Натаниэль, несомненно, заметил, что на вечеринке староста был совсем другим, не таким, как всегда. Он был гораздо нежнее и беззащитнее. Особенно в тот момент, когда с его лица сняли маску, основательно разрушив ту границу, что он построил с помощью этого элемента одежды. Глупо было надеяться, что маска спасёт и защитит. Она не меняла ничего, но Бэнкс искренне верил в обратное. Потому вздрогнул, когда маска полетела на пол. Они находились в темноте, разговаривали исключительно шёпотом, не видели лиц друг друга, словно два незнакомых человека, случайно встретившихся и поддавшихся порыву страсти. Кроули считал, что этой легендой Сеймур в мыслях и прикрывался. Сам Натаниэль изначально хотел знать, что находится рядом со старостой, и, чем отчётливее будет знание, тем лучше. Его маска не настораживала, но раздражала. Он потянулся к ней намеренно, желая поскорее снять, попутно уничтожив эту напускную загадочность, что была между ними. Он видел в маскарадной штуке только вещь, а не элемент таинственности, не придавал ей такого значения, которое приписывал Бэнкс.
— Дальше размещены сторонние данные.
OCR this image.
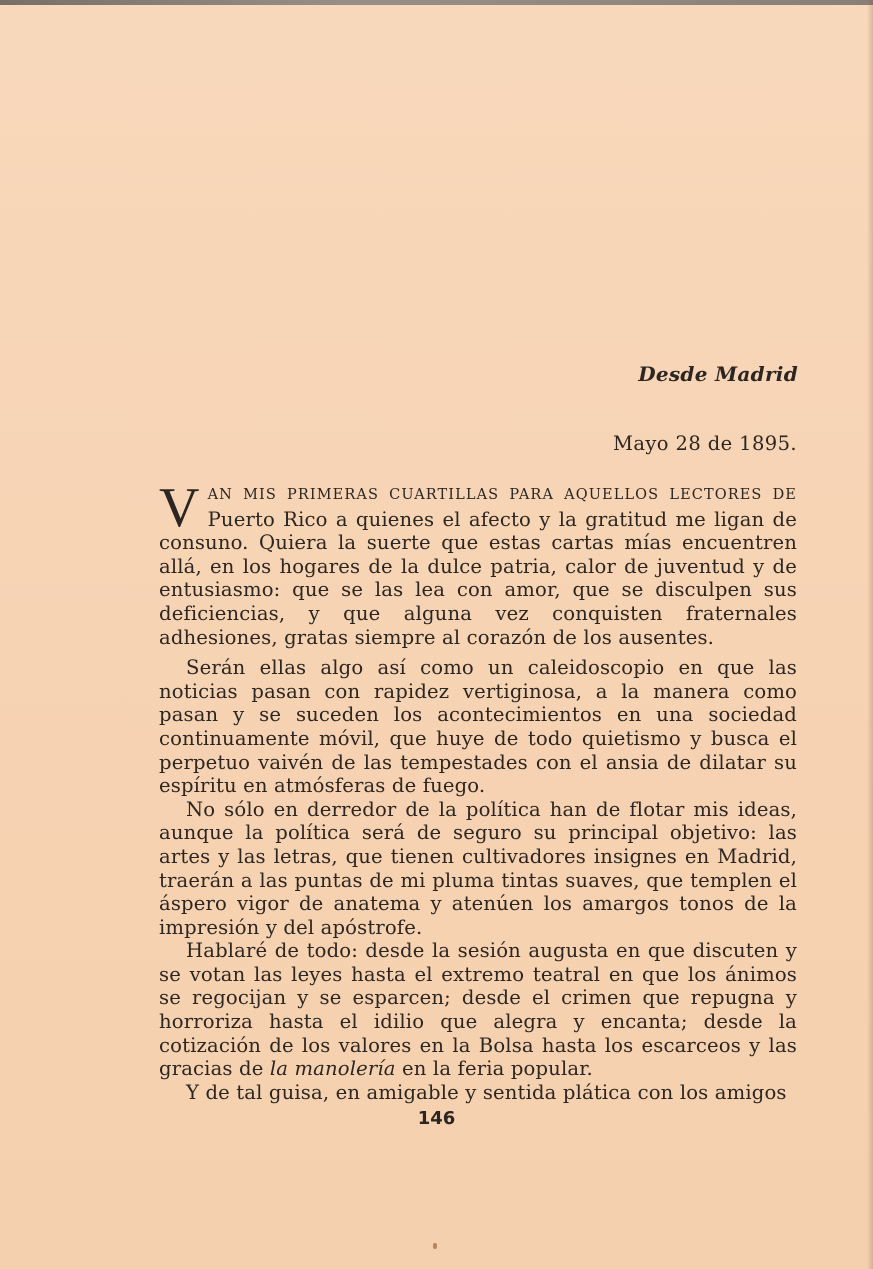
Desde Madrid
Mayo 28 de 1895.

VAN MIS PRIMERAS CUARTILLAS PARA AQUELLOS LECTORES DE Puerto Rico a quienes el afecto y la gratitud me ligan de consuno. Quiera la suerte que estas cartas mías encuentren allá, en los hogares de la dulce patria, calor de juventud y de entusiasmo: que se las lea con amor, que se disculpen sus deficiencias, y que alguna vez conquisten fraternales adhesiones, gratas siempre al corazón de los ausentes.

Serán ellas algo así como un caleidoscopio en que las noticias pasan con rapidez vertiginosa, a la manera como pasan y se suceden los acontecimientos en una sociedad continuamente móvil, que huye de todo quietismo y busca el perpetuo vaivén de las tempestades con el ansia de dilatar su espíritu en atmósferas de fuego.

No sólo en derredor de la política han de flotar mis ideas, aunque la política será de seguro su principal objetivo: las artes y las letras, que tienen cultivadores insignes en Madrid, traerán a las puntas de mi pluma tintas suaves, que templen el áspero vigor de anatema y atenúen los amargos tonos de la impresión y del apóstrofe.

Hablaré de todo: desde la sesión augusta en que discuten y se votan las leyes hasta el extremo teatral en que los ánimos se regocijan y se esparcen; desde el crimen que repugna y horroriza hasta el idilio que alegra y encanta; desde la cotización de los valores en la Bolsa hasta los escarceos y las gracias de la manolería en la feria popular.

Y de tal guisa, en amigable y sentida plática con los amigos

146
Основательно поразмыслив в ту же самую ночь, Натаниэль пришёл к выводу, что дело вовсе не в степени опьянения, и стыдно Сеймуру не за собственное поведение, для него это было не открытием или экспериментом. Для него это было в порядке вещей, смущало лишь... Что? Личность человека, которого он целовал? Вероятно. Сходу на данный вопрос ответить у Кроули не получилось, и он решил отложить решение задач до утра. Только утром староста позорно сбежал, не оставив шанса на откровенный разговор. Повезло, что Натаниэль столкнулся с ним в кафе и кое-что всё же узнал. Да вот незадача. Легче от этого открытия не стало ни на секунду. Всё было, по-прежнему, плохо. И сейчас, таращась в сторону пустующей парты, Кроули убеждался в правдивости своих умозаключений всё сильнее.
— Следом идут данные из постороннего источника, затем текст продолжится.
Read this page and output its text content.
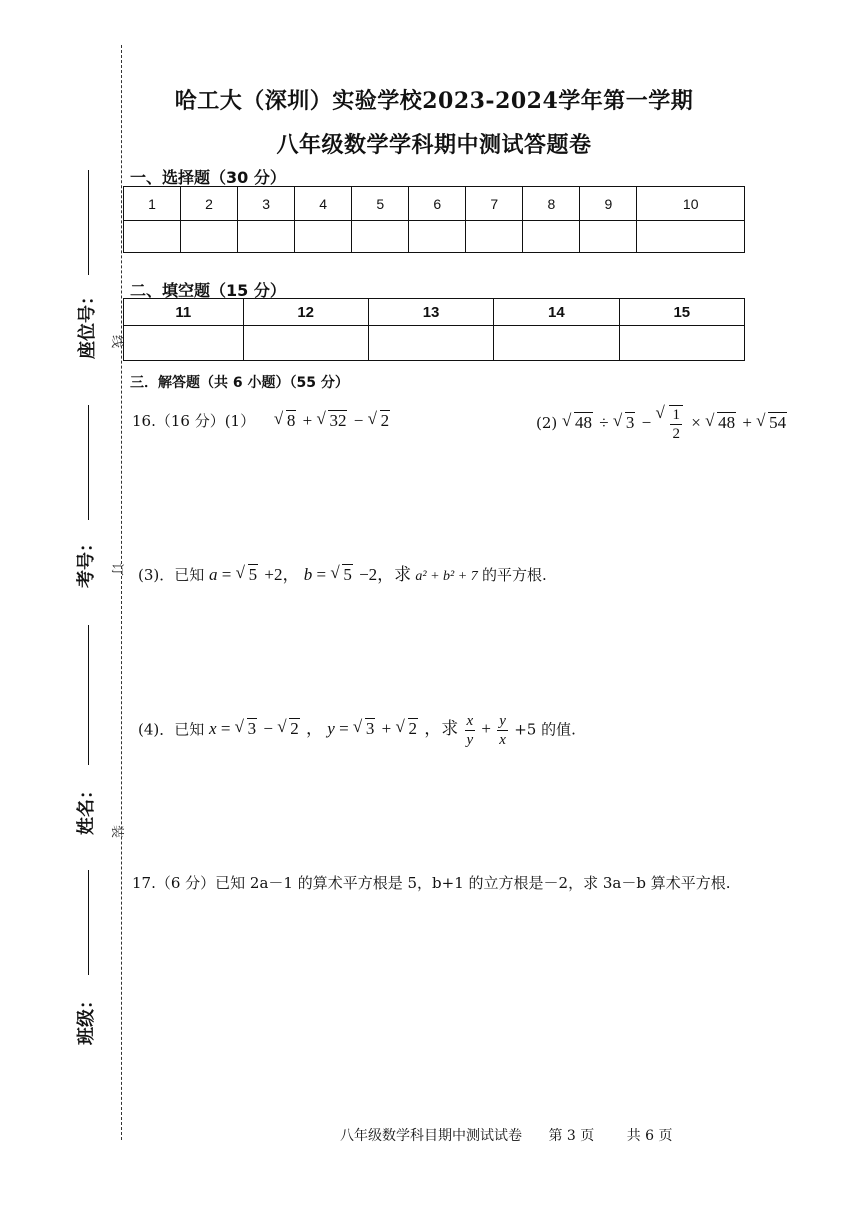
线
订
装
座位号：
考号：
姓名：
班级：
哈工大（深圳）实验学校2023-2024学年第一学期
八年级数学学科期中测试答题卷
一、选择题（30 分）
1	2	3	4	5	6	7	8	9	10

二、填空题（15 分）
11	12	13	14	15

三．解答题（共 6 小题）（55 分）
16.（16 分）(1） √ 8 + √ 32 − √ 2	(2) √ 48 ÷ √ 3 − √ $\frac{1}{2}$ × √ 48 + √ 54
(3)．已知 a = √ 5 +2， b = √ 5 −2，求 a² + b² + 7 的平方根.
(4)．已知 x = √ 3 − √ 2 ， y = √ 3 + √ 2 ，求 $\frac{x}{y} + \frac{y}{x} +5$ 的值.
17.（6 分）已知 2a－1 的算术平方根是 5，b+1 的立方根是－2，求 3a－b 算术平方根.
八年级数学科目期中测试试卷 第 3 页 共 6 页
Он не знал, как найти подход к старосте.
В прошлой жизни у него проблем с отношениями не возникало.
Если не считать проблемой реакцию отца, конечно. Во всяком случае, в момент, когда Натаниэль впервые решил поведать о своих предпочтениях семье. Скандал? Да, но только со стороны Джейкоба. Селина старалась сына оградить от чужой ненависти и как-то ситуацию исправить. В итоге Кроули-старший сорвался на жене, и день признания Натаниэля стал первым днём, когда Джейкоб впервые ударил Селину.
«Неудачник и ничтожество! Тебе что, бабы совсем не давали, что ты... ты...».
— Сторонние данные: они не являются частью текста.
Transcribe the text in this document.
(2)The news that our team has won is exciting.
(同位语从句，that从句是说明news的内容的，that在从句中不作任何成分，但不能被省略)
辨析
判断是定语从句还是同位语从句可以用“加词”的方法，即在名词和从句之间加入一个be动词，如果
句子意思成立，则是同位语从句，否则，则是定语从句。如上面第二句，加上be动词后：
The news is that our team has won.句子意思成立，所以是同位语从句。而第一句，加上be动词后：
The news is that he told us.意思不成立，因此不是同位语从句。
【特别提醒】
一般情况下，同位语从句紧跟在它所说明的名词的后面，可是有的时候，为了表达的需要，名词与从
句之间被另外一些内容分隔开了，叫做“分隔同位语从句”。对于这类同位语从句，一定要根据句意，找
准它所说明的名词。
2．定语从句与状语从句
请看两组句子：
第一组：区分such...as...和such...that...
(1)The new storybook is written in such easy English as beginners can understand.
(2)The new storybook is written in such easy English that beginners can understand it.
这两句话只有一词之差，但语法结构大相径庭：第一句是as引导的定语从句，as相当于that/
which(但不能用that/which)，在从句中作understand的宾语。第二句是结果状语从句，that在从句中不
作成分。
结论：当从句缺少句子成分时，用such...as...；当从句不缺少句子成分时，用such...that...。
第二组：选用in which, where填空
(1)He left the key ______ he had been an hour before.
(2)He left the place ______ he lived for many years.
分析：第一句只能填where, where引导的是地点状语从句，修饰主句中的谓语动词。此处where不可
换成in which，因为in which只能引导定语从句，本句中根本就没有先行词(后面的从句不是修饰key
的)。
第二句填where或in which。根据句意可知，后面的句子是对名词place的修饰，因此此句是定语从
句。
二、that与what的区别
Бабы ему могли бы дать теоретически, во всяком случае, две девушки из прошлой школы совсем не возражали против более близких отношений, ясно давая понять, что Натаниэль им нравится. И девушки были далеко не уродины, очень даже симпатичные. Другое дело, что опыт в этом деле у Кроули уже имелся, и назвать его удачным язык не поворачивался. Полчаса маловразумительного петтинга, закончившиеся провалом. После этого Натаниэль даже не совершал повторных попыток.
В дальнейшем Джейкоб сменил гнев на милость, орать перестал, общался с сыном так, как и до скандала. Но, судя по всему, никогда о своей ненависти не забывал, потому-то при разводе спихнул ребёнка на жену, содержание дал минимальное, позволил обоим забрать только личные вещи. Впрочем, машину у Натаниэля тоже отобрал. Скорее всего, на ней теперь ездит новая любовница отца. Катается к доктору, наверное. Ведь по срокам должна бы родить уже...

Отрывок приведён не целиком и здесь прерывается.